DKPro Core - MaltParser dependency parsing pipeline with direct access to results

Embedding

Reads the specified file and prints dependencies, one per line. Multiple files can be specified using a wildcard, e.g. ‘*.txt’ (the single quotes are part of the argument to avoid the shell expanding the wildcard!).

Call with pipeline <foldername> <language>, e.g. pipeline myFolder en.

#!/usr/bin/env jython
# Fix classpath scanning - otherise uimaFIT will not find the UIMA types
from java.lang import Thread
from org.python.core.imp import *
Thread.currentThread().contextClassLoader = getSyspathJavaLoader()

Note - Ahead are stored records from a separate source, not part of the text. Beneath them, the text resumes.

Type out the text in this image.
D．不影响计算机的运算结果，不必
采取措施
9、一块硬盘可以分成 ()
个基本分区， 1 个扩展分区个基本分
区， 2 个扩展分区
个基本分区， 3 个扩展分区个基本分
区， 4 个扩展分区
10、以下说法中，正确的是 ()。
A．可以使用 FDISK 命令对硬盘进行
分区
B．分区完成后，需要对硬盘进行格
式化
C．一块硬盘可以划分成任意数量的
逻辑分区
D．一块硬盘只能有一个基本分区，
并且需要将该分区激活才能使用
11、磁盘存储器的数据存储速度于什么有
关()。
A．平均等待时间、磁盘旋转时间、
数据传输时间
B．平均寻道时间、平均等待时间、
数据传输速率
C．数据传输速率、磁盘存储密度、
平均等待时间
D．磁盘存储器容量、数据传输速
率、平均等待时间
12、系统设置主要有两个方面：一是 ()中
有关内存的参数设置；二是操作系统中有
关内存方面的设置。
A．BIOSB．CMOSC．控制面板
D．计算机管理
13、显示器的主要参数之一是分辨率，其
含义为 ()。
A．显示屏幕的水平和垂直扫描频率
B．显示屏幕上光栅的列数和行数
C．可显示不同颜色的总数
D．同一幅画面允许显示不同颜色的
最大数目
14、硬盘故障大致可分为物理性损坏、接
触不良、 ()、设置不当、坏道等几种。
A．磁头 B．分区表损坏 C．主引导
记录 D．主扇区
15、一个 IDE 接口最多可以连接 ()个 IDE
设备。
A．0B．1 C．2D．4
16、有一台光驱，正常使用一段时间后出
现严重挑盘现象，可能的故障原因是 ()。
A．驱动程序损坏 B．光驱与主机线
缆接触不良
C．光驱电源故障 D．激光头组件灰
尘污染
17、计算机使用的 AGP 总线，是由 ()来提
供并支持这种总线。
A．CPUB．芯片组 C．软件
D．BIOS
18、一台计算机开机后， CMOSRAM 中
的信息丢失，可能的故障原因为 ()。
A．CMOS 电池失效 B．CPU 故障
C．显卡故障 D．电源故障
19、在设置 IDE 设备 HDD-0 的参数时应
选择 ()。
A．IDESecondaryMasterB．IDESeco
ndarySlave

# Dependencies and imports for DKPro modules
from jip.embed import require
require('de.tudarmstadt.ukp.dkpro.core:de.tudarmstadt.ukp.dkpro.core.opennlp-asl:1.6.1')
require('de.tudarmstadt.ukp.dkpro.core:de.tudarmstadt.ukp.dkpro.core.maltparser-asl:1.6.1')
require('de.tudarmstadt.ukp.dkpro.core:de.tudarmstadt.ukp.dkpro.core.io.text-asl:1.6.1')
require('de.tudarmstadt.ukp.dkpro.core:de.tudarmstadt.ukp.dkpro.core.io.conll-asl:1.6.1')
from de.tudarmstadt.ukp.dkpro.core.opennlp import *
from de.tudarmstadt.ukp.dkpro.core.maltparser import *
from de.tudarmstadt.ukp.dkpro.core.io.text import *
from de.tudarmstadt.ukp.dkpro.core.api.syntax.type.dependency import *

# uimaFIT imports
from org.apache.uima.fit.util.JCasUtil import *
from org.apache.uima.fit.pipeline.SimplePipeline import *
from org.apache.uima.fit.factory.AnalysisEngineFactory import *
from org.apache.uima.fit.factory.CollectionReaderFactory import *

# Access to commandline arguments
import sys

# Assemble and run pipeline
pipeline = iteratePipeline(
createReaderDescription(TextReader,
TextReader.PARAM_SOURCE_LOCATION, sys.argv[1], # 1st commandline parameter
TextReader.PARAM_LANGUAGE, sys.argv[2]), # 2nd commandline parameter
createEngineDescription(OpenNlpSegmenter),
createEngineDescription(OpenNlpPosTagger),
createEngineDescription(MaltParser))

for jcas in pipeline:
for dep in select(jcas, Dependency):
print "dep: [" + dep.dependencyType +"] \t gov: [" + dep.governor.coveredText + "] \t dep: [" + dep.dependent.coveredText + "]"

Example output:

dep: [det]   gov: [jumps]    dep: [The]
dep: [amod] gov: [jumps] dep: [quick]
dep: [amod] gov: [jumps] dep: [brown]
dep: [nn] gov: [jumps] dep: [fox]
dep: [prep] gov: [jumps] dep: [over]
dep: [det] gov: [dog] dep: [the]
dep: [amod] gov: [dog] dep: [lazy]
dep: [pobj] gov: [over] dep: [dog]
dep: [punct] gov: [jumps] dep: [.]